Péladeau’s infamous impulsiveness has again reared its head since he was elected. Péladeau the businessman waged a protracted six-year battle against the CBC and Radio-Canada, claiming government-funded media was unfair competition to his myriad private television and Internet holdings. Yet Péladeau the politician protested loudly at the Conservative government cuts to those same government-funded media. “Information is not just merchandise,” he wrote in an open letter last May.
There’s further evidence that Péladeau is tying up loose ends. He has buried the hatchet with several well-known Radio-Canada personalities with whom he’d waged war over the years—and who pull considerable weight in Quebec’s cultural and political circles. He also reconciled with Julie Snyder, the mother of his two youngest children and a formidable TV personality in her own right. Péladeau travelled to Scotland to observe the recent referendum, and lamented to a Quebecor journalist how “we don’t talk about sovereignty anymore.”
Six PQ MNAs, or roughly 20 per cent of the party caucus, are vying for the leadership. Péladeau’s rivals are considerably to his left. Péladeau’s political bent will cause him problems should he indeed run for the leadership, according to a one prominent sovereignist.
“Péladeau’s problem is that he has put his eggs in two baskets. He wants to lead a historically centre-left party, yet he’s close ideologically to Stephen Harper,” says former Bloc Québécois MP Jean Dorion. In a former life, Péladeau and Snyder dined with Harper and his wife Laureen. In 2009, according to a Conservative source, the Conservatives wanted to appoint Snyder to the Canadian Senate. She declined, and the party ultimately picked former Canadiens hockey coach Jacques Demers.
Péladeau and the PQ are certainly an odd fit, even for a man used to ideological contortions. The PQ is a social democratic party much in the mould of its founder (and Quebec’s reigning secular saint), René Lévesque. Under successive Parti Québécois governments, Quebec became a haven for organized labour. Because of this, nearly 40 per cent of its labour force is unionized today, a fact Péladeau the businessman often bemoaned.

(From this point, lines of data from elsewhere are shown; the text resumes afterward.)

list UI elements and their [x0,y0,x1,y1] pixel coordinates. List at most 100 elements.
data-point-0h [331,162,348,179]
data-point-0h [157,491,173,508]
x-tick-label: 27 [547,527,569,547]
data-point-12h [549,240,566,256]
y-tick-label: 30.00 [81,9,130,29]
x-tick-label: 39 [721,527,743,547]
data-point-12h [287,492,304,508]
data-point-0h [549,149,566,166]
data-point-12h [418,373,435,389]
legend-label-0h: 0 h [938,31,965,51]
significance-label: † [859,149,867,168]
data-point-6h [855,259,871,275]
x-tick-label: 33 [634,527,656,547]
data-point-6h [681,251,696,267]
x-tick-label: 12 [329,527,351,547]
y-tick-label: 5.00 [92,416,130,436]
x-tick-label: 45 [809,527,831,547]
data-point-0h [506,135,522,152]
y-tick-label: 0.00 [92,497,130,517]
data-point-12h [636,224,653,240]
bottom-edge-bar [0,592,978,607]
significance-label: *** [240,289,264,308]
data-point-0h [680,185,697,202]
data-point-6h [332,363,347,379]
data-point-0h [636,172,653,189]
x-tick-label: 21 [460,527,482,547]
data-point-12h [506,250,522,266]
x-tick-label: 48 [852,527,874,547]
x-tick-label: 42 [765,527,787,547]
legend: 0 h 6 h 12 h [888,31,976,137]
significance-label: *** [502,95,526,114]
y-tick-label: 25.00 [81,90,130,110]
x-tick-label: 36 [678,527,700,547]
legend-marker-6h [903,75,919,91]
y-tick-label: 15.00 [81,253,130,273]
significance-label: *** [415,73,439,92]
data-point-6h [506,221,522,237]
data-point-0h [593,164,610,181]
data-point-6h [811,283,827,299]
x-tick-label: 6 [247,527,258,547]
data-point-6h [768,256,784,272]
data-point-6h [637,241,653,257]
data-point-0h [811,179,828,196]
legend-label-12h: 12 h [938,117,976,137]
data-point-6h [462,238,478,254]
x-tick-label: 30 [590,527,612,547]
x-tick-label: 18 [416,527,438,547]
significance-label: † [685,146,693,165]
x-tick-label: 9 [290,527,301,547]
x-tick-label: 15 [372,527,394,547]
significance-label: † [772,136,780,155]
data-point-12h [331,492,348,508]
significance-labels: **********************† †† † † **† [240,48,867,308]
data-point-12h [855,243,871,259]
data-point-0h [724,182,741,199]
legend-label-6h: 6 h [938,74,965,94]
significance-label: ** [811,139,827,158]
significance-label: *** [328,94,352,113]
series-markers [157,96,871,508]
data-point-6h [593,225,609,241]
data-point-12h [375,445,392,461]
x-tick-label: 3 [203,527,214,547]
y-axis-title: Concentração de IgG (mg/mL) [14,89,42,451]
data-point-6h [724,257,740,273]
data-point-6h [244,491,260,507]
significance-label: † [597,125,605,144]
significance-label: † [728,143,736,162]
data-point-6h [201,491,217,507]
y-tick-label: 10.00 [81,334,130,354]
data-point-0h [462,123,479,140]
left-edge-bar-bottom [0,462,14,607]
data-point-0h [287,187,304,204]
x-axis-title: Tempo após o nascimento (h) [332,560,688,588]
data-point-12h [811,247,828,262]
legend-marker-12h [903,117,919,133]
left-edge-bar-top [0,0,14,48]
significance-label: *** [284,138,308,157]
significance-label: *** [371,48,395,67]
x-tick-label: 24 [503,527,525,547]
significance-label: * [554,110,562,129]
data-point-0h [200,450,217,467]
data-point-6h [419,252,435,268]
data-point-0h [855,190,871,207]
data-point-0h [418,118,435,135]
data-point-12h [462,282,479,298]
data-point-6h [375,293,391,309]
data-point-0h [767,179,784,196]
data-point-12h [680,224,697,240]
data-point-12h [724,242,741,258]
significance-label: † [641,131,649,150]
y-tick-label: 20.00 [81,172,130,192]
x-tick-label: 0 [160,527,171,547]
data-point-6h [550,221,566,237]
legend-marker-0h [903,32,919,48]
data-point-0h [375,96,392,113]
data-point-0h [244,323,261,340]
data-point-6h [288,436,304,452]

He was responsible for 14 lockouts of his unionized employees during his Quebecor reign, according to union statistics. “He is probably one of the worst employers Quebec has ever seen,” read a news release last May from FTQ, Quebec’s largest union federation.
While the PQ itself has drifted to the right over the years, its powerful membership core, which number upwards of 90,000, remains largely leftist and union-dominated. Marc Laviolette supported Péladeau’s run for office during the election, but says he wouldn’t want Péladeau as PQ leader. “I think he is a good first violin but he’s not a conductor,” says Laviolette. “Right now, the party needs a unifier, and given Péladeau’s past, I don’t think he qualifies.”
Péladeau will face an even more daunting challenge should he become PQ leader. The party has been at war with itself since last April’s electoral debacle, its worst showing in terms of popular vote in its 46-year history. Québec solidaire, a rival sovereignist party, has seen its youth membership swell, which party officials say is due to the PQ collapse. The president of upshot separatist party Option Nationale, Nic Payne, recently told Maclean’s that the PQ approach was “dead,” while former PQ leader Jacques Parizeau said the party had led the sovereignty movement to “a field of ruin.”
Péladeau, though, has one huge advantage over his leadership rivals—and not only because the leadership fee is rumoured to be $35,000. An unbelievably wealthly political neophyte, Péladeau’s legitimacy lies in his own decision to run for the Parti Québécois, a party in which headaches and constant struggle are not in short supply. “As his supporters point out, Péladeau’s story practically writes itself if he runs,” says Dorion.
“He doesn’t need money, he has everything he needs, and yet he’s taking up this cause.”
Perhaps Péladeau has found his calling in fighting against all odds for a new country.